31.10.22

Encomenda

The Fat White Family, “It Is Raining in Your Mouth” (live at Coventry Cathedral Ruins), in https://www.youtube.com/watch?v=60-ECYLD79U

As horas abrem-se sobre as portas, esperam pela luz inaugural. Pintam os alpendres que tomam posição perante a alvorada. Dizem que o chão treme sob os pés das almas consentidas. Os vultos que se assenhoreiam do adro ditam o arfar do relógio. Não são tiranetes. Receberam a incumbência de arrotear o caminho válido por onde os demais vão seguir. Cabe-lhes saber se vão a seguir.

Dantes, a penumbra era verosímil. Caía como uma cortina que encerra o palco. Sentia-se ao longe a maresia. A casa, longínqua, debatia-se com o Inverno tumultuoso. Era uma luta desigual. Ninguém desistia de ser amanhã. O Inverno podia esperar na sua demora: as pessoas sabiam que esse era o magma que as trazia de atalaia; ninguém se acomoda se não houver sobressaltos estimados como verbos condutores. 

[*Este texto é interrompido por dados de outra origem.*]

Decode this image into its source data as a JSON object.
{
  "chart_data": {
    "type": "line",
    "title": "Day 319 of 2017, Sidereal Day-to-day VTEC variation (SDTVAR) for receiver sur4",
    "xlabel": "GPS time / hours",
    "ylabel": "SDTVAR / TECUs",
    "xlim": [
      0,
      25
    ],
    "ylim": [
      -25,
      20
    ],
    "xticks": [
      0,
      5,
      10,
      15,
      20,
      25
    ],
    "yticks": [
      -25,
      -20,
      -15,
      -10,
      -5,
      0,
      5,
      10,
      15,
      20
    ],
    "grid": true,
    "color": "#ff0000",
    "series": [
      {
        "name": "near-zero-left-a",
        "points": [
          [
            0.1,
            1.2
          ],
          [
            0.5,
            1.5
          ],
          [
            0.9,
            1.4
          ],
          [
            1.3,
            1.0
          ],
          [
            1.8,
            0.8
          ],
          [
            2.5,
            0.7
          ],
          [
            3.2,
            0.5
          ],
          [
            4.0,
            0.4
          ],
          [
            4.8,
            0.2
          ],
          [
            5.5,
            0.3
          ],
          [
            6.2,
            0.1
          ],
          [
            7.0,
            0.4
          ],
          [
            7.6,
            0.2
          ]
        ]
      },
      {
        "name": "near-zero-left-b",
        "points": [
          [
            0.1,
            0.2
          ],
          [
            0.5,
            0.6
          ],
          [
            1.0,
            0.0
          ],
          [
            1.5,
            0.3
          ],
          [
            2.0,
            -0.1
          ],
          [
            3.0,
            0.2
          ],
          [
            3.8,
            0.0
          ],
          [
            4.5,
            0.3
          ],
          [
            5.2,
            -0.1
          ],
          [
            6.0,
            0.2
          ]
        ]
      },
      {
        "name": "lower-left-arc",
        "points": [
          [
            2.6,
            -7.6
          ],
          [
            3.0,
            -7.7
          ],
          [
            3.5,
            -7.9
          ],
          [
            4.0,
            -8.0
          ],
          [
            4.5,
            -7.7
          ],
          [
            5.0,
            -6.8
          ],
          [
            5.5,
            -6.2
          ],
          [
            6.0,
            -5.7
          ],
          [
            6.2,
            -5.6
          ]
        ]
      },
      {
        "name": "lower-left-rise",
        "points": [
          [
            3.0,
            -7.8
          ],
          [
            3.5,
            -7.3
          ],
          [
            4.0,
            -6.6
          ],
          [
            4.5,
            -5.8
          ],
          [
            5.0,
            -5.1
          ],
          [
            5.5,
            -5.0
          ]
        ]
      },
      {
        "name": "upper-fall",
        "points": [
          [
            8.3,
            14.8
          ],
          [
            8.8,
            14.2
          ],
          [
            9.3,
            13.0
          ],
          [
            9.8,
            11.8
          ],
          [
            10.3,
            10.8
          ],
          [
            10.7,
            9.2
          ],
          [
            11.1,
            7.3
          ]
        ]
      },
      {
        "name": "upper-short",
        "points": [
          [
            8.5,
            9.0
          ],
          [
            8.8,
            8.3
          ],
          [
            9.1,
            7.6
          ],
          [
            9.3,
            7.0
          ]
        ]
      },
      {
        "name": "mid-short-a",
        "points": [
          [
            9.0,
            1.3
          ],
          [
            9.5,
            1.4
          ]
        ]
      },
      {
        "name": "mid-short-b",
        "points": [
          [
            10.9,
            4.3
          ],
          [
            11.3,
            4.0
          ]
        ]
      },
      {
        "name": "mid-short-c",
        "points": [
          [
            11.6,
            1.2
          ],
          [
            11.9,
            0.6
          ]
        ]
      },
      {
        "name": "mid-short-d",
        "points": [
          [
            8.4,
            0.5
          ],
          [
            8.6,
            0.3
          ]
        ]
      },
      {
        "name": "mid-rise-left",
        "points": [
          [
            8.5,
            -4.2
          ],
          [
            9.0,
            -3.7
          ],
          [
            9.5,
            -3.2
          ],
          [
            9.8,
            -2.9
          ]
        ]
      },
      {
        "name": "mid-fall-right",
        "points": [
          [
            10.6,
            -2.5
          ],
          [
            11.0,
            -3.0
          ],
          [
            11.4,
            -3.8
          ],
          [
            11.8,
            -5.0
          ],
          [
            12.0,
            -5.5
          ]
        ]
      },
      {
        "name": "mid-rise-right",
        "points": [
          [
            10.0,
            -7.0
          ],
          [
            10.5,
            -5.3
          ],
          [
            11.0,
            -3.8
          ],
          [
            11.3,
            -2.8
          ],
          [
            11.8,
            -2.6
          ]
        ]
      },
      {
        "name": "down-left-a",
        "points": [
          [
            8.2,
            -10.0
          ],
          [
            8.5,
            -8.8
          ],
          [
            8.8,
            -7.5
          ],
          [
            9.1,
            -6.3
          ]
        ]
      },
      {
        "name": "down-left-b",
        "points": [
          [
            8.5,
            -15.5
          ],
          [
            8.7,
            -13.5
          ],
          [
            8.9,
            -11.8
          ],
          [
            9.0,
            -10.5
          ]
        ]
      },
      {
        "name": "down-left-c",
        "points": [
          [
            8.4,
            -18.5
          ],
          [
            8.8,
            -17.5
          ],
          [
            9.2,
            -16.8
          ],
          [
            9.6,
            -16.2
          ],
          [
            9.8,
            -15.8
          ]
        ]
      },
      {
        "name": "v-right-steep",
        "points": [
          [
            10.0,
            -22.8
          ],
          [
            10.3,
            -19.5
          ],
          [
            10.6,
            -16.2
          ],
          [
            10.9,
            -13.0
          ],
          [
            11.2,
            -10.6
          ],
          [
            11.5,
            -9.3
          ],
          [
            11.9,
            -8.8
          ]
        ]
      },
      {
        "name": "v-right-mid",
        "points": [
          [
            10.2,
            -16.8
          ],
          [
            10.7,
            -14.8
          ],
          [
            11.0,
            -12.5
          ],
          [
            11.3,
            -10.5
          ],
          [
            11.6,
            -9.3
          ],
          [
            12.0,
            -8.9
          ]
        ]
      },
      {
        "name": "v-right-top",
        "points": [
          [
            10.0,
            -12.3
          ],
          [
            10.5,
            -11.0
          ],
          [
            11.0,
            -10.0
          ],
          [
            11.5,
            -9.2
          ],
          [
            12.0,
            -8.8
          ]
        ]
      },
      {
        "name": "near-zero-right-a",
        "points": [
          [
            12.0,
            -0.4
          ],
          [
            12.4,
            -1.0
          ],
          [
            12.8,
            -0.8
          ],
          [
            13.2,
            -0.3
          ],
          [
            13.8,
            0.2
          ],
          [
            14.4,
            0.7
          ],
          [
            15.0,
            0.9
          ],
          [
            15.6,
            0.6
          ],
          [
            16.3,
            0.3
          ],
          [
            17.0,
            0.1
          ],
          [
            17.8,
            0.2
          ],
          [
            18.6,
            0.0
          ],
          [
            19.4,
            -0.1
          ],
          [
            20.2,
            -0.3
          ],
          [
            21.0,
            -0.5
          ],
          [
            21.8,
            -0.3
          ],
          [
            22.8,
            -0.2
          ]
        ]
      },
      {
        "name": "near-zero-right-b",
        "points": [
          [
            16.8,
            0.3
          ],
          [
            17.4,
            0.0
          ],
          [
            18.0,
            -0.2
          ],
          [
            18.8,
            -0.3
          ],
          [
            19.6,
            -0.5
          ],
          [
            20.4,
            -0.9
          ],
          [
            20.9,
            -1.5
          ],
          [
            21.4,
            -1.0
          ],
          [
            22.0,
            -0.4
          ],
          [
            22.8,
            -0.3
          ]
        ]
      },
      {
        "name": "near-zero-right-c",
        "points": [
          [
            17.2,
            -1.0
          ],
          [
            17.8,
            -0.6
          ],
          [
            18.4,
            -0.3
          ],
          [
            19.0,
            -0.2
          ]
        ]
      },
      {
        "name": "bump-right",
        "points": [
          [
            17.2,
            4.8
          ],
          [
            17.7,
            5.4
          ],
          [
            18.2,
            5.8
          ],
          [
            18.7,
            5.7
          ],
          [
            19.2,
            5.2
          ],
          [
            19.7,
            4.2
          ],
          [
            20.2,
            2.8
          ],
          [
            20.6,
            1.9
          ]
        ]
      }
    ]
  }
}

Ao menos, os vidros da casa eram a costura da fortaleza. Por isso, as casas eram inestimáveis. Razão tinham os agiotas fracassados: as casas deviam ser mais dispendiosas, pela proteção que as pessoas encontram quando têm nelas paradeiro. Mas ninguém cuidava do cuidado das casas. Enquanto refúgio contra o Inverno iracundo, estavam expostas às tempestades, ao gasto operado pelo frio cortante, à neve demorada que vagarosamente corroía as suas fundações. 

As pessoas não esperavam pela medida larga do futuro, lá onde as casas sucumbem como estilhaços às conspirações que demoram a vingar e a ferrugem sobe metalicamente à boca. As pessoas preferiam emudecer perante a nostalgia do presente. Viviam aprisionadas ao presente, como matéria fungível entre as dedadas lacradas por deuses intemporais. Não podiam ser censuradas. Se tivessem cicatrizes, eram da mesma perenidade de tatuagens. Sem o dizerem, acreditavam nas casas intemporais. Não diziam o mesmo de si mesmas, mesmo que soubessem que as pessoas, como cimento da espécie, são da mesma imorredoira matéria que as casas.

Antes que a noite retaliasse contra o dia consecutivo, arrumava-se o suor despendido na angariação do dia. As pessoas não tinham medo de encenar os oxalás que fossem precisos. Mesmo que a tempestade não se anunciasse e os corpos fossem trespassados pelo medo, haveria sempre uma casa como refúgio.